What will the future bring for the two Sudans? Given that control over significant oil resources is at stake, their conflict is unlikely to be settled through a simple redrawing of boundaries. It is equally improbable that the current government in Khartoum will open its ranks to former independence fighters and their ethnic followers. A long-lasting, low-intensity conflict is far more likely -- at least as long as the ethnocratic regime in Khartoum survives. As for the domestic conflict in South Sudan, given the state’s low institutional capacity, it will be difficult to pursue a successful nation-building project by integrating the country’s various ethnic constituencies and depoliticizing tribal and ethnic allegiances. One can expect that jostling for power in unstable coalitions and occasional infighting will continue.
Kosovo also conforms to the pattern. It became a sovereign country after decades of nationalist mobilization against alien rule by the Serbian state.
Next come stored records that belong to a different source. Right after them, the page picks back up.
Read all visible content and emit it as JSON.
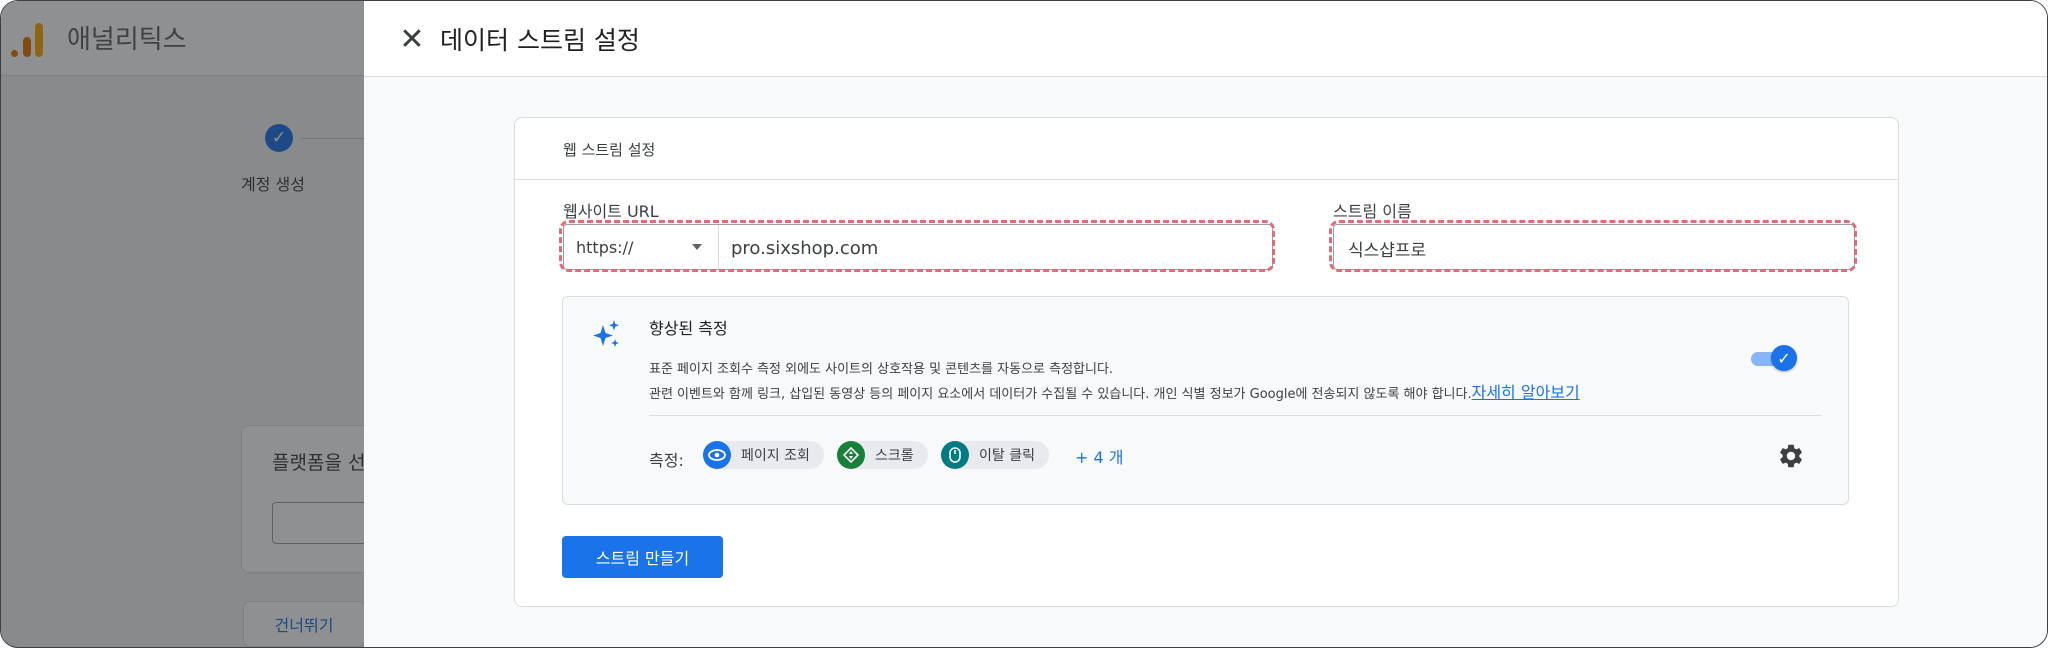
{
  "background": {
    "app_title": "애널리틱스",
    "step_label": "계정 생성",
    "card_title": "플랫폼을 선",
    "skip_label": "건너뛰기"
  },
  "drawer": {
    "title": "데이터 스트림 설정",
    "close_icon": "close-icon",
    "panel_title": "웹 스트림 설정",
    "website_url": {
      "label": "웹사이트 URL",
      "protocol": "https://",
      "value": "pro.sixshop.com"
    },
    "stream_name": {
      "label": "스트림 이름",
      "value": "식스샵프로"
    },
    "enhanced": {
      "title": "향상된 측정",
      "desc_line1": "표준 페이지 조회수 측정 외에도 사이트의 상호작용 및 콘텐츠를 자동으로 측정합니다.",
      "desc_line2": "관련 이벤트와 함께 링크, 삽입된 동영상 등의 페이지 요소에서 데이터가 수집될 수 있습니다. 개인 식별 정보가 Google에 전송되지 않도록 해야 합니다.",
      "learn_more": "자세히 알아보기",
      "toggle_on": true,
      "measure_label": "측정:",
      "chips": [
        {
          "label": "페이지 조회",
          "icon": "eye-icon",
          "color": "#1a73e8"
        },
        {
          "label": "스크롤",
          "icon": "scroll-icon",
          "color": "#188038"
        },
        {
          "label": "이탈 클릭",
          "icon": "mouse-icon",
          "color": "#007b83"
        }
      ],
      "more": "+ 4 개"
    },
    "create_button": "스트림 만들기"
  },
  "colors": {
    "accent": "#1a73e8",
    "highlight": "#e06c78"
  }
}
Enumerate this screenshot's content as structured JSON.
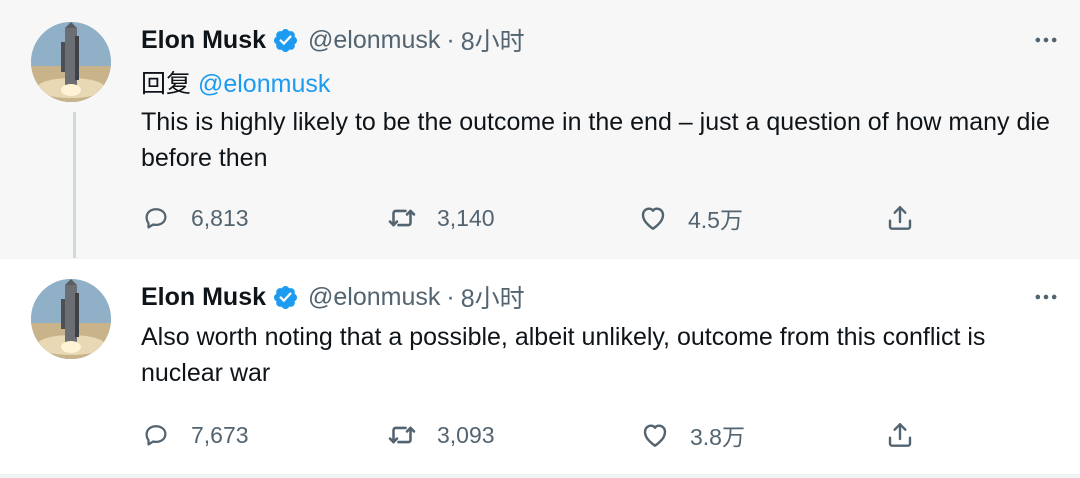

The independence war of the late 1990s led to NATO intervention, followed by a decade of UN administration. In 2008, Kosovo was declared sovereign. Tensions between the young state’s Albanian majority, empowered by independence, and its Serbian minority still run high. Without NATO protection, these Serbian enclaves would probably have been ethnically cleansed a long time ago. And if Serbia had not been under the threat of further NATO bombings, it most likely would have intervened militarily to protect its ethnic brethren across the border, bringing the two states to war. Intervening relatively early, then, can help prevent such conflicts from escalating to the level of full-scale war seen in Bosnia. The Bosnian episode also illustrates, however, that it is not a sustainable solution to force elites with opposing nationalist agendas to share power in a state they do not want.
This historical pattern is not without exceptions. Nor does it explain all of the wars in the world. Some ethnically heterogeneous nation-states, including Montenegro, have emerged without violence and have remained peaceful. Some of the most intractable conflicts have erupted in such long-established nation-states as Colombia and have nothing to do with nationalism or ethnicity. Still, far more examples could be cited that do follow the pattern: Think of the Kurdish struggle in Turkey, the shaky peace process in Northern Ireland, the Darfur drama, the sectarian violence still haunting Iraq, the series of Caucasian conflicts that have emerged since the dissolution of the Soviet empire, or resistance to Chinese rule in Tibet. More complicated cases are those in which ethnopolitical exclusion has led to a guerilla movement with a non-ethnic agenda, such as the Marxist fighters in Guatemala, or the Maoist ones in Peru, Nepal, and parts of India.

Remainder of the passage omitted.